The core network is a bit more complicated. Many operators stopped running this bit a couple decades ago and instead relied on ‘managed services’ offerings from equipment vendors like Ericsson, Huawei and Nokia. Larger operators, notably the big 3 in the US continued to run their own operations, but even here they have been steadily ceding control. One of the big changes that 5G brings is the ability to disentangle software from hardware. This means that the operators can run much of their switching and ‘commodity’ hardware executing software from their equipment vendors. And once this change happened the same cloud logic as above came into force. For a period, this mostly meant billing and operations software (aka BSS/OSS) but now even fundamental switching and call control is moving to the cloud.
We refer you to a recent announcement from Microsoft Azure last week unveiling their “Operator WAN Cloud”. Microsoft has been very active in M&A around telco software, and they are now fully commercializing those efforts. Microsoft has not been shy about this, they paint a whole vision for how operators can run their networks entirely from the cloud. (And here is a good overview of the recent news.)

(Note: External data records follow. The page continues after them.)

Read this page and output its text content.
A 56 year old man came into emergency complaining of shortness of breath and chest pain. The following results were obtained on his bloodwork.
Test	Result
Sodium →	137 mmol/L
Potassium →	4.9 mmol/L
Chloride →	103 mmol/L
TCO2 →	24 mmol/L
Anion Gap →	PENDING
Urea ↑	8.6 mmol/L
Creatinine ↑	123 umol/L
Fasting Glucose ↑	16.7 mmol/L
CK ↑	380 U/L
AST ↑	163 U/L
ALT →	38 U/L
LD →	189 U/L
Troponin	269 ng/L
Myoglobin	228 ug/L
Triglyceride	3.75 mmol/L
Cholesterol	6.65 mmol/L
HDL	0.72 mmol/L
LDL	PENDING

What we find most interesting about all this is the way that Microsoft is pushing its offering down to the level of that last part of the telco stack – the radio access network (RAN). The RAN is the part of the network that provides the first point of contact between a consumer’s device and the operators’ network – including base stations, antennas and the associated equipment handling calls. This area is fairly fundamental to operators, this is where the telcos monetize their most precious asset – radio spectrum. This is also the part of the network where the wireless standards really earn their keep. Microsoft’s entry here is a big, aggressive move.
Admittedly, many operators will not take Microsoft up on their offer. The biggest operators are likely to want to maintain more control. At least for now. At some point the economics, and more importantly, the flexibility of the new approach will likely push more carriers to move down this path. And even the biggest ones will likely continue to shed more functions to the cloud. Recall that as far back as five years ago AT&T and Verizon were each already doing a $1 billion a year on AWS.
So just as we noted the long-haul international bandwidth side of telecom operations has now largely moved into the hands of the big Internet companies, so too will much of the onshore, domestic network.
Most wireless operators have already sold their towers and are selling their last mile fixed infrastructure to infra funds, so what will be left of the telecom operators, nothing right? No defensible business, just a customer service team and sales force…
On Tue, Oct 26, 2021 at 1:36 PM Digits to Dollars wrote:
> D/D Advisors posted: ” Back in 2013 we wrote a piece about some of the > ways that the 5G wireless standard would change the way operators build > their networks. In that piece we pointed out that telcos once controlled > their entire software stack, but now that stack is steadily b” >
Operators have two things left – a retail channel, or at least a relationship with consumers (no matter how terrible the experience is for those consumers)
And regulatory capture in the form of spectrum.